In Understory, the colors were meant to reflect the setting of the collection – the understory of a forest after spring rains. The basic palette was suggested by Hannah Thiessen, and I had some leeway to choose my own colors, picking spring greens, yellows, greys, and a flash of bright red. The current project, Jolie With Pointy Sticks, is somewhat vintage inspired, more urban, and has a palette primarily of reds and yellows with beiges, golds, and purples, not currently in the picture. I have an idea board for a future collection as well with a completely different palette of bright and dark colors meant to convey youth and energy.

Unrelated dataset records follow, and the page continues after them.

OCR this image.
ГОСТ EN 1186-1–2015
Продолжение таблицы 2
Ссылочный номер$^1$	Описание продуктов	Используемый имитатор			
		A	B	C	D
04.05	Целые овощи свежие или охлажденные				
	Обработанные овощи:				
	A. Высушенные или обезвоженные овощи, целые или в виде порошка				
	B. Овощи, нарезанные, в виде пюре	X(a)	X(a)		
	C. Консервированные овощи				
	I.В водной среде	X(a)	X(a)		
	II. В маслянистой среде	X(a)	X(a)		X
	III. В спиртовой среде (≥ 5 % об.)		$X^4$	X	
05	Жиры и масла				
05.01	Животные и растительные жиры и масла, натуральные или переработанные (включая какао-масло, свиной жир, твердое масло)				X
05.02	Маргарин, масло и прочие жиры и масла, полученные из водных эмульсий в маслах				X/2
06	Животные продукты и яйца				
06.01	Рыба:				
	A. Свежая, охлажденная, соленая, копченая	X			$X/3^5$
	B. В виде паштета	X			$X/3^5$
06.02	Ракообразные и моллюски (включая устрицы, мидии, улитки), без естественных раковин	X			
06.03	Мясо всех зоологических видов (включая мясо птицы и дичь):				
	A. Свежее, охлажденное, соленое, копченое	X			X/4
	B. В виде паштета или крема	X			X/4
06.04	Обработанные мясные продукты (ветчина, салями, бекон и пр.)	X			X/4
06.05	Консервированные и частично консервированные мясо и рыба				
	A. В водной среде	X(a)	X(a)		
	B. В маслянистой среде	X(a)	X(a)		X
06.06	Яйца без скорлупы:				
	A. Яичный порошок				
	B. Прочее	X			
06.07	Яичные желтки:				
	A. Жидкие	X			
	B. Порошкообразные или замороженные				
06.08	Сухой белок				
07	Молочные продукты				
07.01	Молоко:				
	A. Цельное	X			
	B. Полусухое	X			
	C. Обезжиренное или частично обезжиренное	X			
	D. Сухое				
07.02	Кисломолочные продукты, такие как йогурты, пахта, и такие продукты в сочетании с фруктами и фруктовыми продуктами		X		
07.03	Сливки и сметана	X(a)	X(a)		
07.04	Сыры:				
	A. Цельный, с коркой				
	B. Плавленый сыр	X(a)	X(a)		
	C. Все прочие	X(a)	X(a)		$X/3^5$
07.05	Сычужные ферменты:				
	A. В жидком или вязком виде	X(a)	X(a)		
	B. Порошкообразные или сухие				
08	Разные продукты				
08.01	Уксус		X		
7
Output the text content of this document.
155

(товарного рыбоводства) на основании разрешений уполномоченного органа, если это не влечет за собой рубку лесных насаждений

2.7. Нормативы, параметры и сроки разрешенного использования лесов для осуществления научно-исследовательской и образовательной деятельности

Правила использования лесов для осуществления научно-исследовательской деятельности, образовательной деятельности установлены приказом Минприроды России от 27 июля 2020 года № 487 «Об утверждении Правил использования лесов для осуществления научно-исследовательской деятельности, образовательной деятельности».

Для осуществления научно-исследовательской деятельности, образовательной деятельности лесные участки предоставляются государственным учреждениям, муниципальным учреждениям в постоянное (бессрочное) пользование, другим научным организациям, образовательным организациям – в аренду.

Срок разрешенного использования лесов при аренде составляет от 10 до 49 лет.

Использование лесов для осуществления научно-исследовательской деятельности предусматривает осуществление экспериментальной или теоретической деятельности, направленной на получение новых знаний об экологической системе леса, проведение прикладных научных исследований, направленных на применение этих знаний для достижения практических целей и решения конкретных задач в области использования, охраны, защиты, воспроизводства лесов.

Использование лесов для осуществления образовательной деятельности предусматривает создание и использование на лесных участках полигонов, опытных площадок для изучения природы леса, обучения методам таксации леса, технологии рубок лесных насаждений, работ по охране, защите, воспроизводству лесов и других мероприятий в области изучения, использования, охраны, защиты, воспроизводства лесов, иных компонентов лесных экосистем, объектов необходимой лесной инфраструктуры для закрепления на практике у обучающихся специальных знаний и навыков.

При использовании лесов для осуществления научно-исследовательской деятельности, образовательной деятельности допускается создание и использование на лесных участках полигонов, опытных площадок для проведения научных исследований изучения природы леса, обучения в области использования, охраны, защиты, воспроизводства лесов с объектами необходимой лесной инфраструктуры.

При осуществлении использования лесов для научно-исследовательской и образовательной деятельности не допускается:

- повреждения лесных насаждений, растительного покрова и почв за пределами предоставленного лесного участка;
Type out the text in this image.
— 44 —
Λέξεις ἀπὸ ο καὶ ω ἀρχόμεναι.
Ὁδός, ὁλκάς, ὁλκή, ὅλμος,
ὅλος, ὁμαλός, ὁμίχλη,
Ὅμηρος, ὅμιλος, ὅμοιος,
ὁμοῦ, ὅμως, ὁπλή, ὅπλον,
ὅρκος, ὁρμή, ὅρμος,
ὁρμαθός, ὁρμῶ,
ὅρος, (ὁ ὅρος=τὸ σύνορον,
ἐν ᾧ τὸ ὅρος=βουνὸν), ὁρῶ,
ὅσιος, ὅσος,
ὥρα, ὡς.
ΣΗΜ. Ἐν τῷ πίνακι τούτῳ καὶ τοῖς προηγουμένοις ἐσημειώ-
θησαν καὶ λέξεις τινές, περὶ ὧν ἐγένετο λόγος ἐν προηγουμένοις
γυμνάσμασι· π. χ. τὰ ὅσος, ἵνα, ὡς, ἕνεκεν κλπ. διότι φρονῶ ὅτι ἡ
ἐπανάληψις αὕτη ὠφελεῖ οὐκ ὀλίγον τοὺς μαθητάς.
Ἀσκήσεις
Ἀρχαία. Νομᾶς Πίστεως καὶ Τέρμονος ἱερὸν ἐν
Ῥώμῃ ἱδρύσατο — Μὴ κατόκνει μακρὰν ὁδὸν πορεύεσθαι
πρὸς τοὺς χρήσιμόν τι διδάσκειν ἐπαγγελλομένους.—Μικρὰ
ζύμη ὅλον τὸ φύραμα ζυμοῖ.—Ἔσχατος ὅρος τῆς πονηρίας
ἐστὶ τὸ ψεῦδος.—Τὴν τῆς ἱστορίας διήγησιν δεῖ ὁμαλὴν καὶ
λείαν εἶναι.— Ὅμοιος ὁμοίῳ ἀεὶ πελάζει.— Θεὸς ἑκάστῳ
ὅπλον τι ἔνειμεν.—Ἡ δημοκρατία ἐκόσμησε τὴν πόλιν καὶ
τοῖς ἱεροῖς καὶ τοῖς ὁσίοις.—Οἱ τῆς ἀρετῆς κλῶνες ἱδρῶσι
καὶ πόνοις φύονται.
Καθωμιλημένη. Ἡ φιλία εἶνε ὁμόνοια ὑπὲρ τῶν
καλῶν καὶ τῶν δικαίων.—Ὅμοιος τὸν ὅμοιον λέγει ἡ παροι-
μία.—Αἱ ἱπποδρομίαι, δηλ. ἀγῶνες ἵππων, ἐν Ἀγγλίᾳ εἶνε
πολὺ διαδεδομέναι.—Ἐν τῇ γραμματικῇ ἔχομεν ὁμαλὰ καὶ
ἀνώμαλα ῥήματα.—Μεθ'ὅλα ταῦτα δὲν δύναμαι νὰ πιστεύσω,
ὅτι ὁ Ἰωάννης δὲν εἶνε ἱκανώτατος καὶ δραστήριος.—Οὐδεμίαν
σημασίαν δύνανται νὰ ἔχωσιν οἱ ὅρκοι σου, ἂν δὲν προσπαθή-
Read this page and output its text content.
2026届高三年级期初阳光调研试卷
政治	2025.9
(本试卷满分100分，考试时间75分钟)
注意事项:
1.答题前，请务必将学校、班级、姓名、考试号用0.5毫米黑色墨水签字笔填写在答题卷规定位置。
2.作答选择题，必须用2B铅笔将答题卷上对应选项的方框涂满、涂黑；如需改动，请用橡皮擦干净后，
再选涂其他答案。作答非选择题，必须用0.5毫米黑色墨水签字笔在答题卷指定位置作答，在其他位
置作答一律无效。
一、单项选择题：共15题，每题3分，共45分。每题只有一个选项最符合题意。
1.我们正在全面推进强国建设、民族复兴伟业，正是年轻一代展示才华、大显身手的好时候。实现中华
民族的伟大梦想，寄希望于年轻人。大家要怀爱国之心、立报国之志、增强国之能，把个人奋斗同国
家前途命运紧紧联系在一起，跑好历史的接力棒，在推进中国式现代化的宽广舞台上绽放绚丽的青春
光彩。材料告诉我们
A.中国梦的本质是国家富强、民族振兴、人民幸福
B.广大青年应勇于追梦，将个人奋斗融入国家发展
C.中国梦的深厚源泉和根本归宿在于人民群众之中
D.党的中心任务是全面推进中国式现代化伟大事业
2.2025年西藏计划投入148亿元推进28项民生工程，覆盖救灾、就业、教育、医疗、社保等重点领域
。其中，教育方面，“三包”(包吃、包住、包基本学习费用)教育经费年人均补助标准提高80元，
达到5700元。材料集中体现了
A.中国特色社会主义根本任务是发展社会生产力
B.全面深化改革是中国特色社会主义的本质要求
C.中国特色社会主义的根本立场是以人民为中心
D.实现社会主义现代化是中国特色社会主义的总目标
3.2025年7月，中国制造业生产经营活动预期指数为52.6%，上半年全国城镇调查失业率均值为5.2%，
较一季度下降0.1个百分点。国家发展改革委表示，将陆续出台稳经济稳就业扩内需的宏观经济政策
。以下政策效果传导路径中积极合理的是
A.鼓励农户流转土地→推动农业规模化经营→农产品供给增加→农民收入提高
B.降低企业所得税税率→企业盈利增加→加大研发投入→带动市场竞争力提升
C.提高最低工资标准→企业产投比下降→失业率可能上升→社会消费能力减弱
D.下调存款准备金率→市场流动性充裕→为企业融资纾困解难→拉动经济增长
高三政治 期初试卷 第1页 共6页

Colors tell a story, whether we mean them to or not, and it seems to me that any design is itself a story that we’re selling. There are many patterns out in the world, but the ones that speak to us as knitters and consumers are the ones that tell a story we want to hear or be a part of. My personal rule for knitting patterns is that I have to have fun knitting them myself before I’m willing to sell them to other people. I also try to tell stories I want to hear. None of us can please everyone, and I think in trying, we tend to create something pretty bland that doesn’t reflect our personal vision. (The painting experiment form of this is Komar and Melamid’s Most and Least Wanted series, in which they created paintings based on polling information from different countries.) This isn’t to say that the opinions of others should be disregarded outright, but that if a project doesn’t speak to you, it probably won’t be one you invest in wholly. I start with colors because they set a tone, literally, that lets me know which way I want to go with the project as a whole.

The colors sort of direct the aesthetic for me a bit. The reds and yellows I picked are less high school mascot colors and more warm tones that I have seen used in a lot of vintage dresses. I started looking at movie stills and vintage fabrics and picking up on ideas and details I liked from them. The end results are not necessarily going to reflect their inspiration to everyone who looks at them, but if the story is harmonious to me, the projects fun to knit and wear, and the end result feels whole, I think at least I can be comfortable with what I’m offering.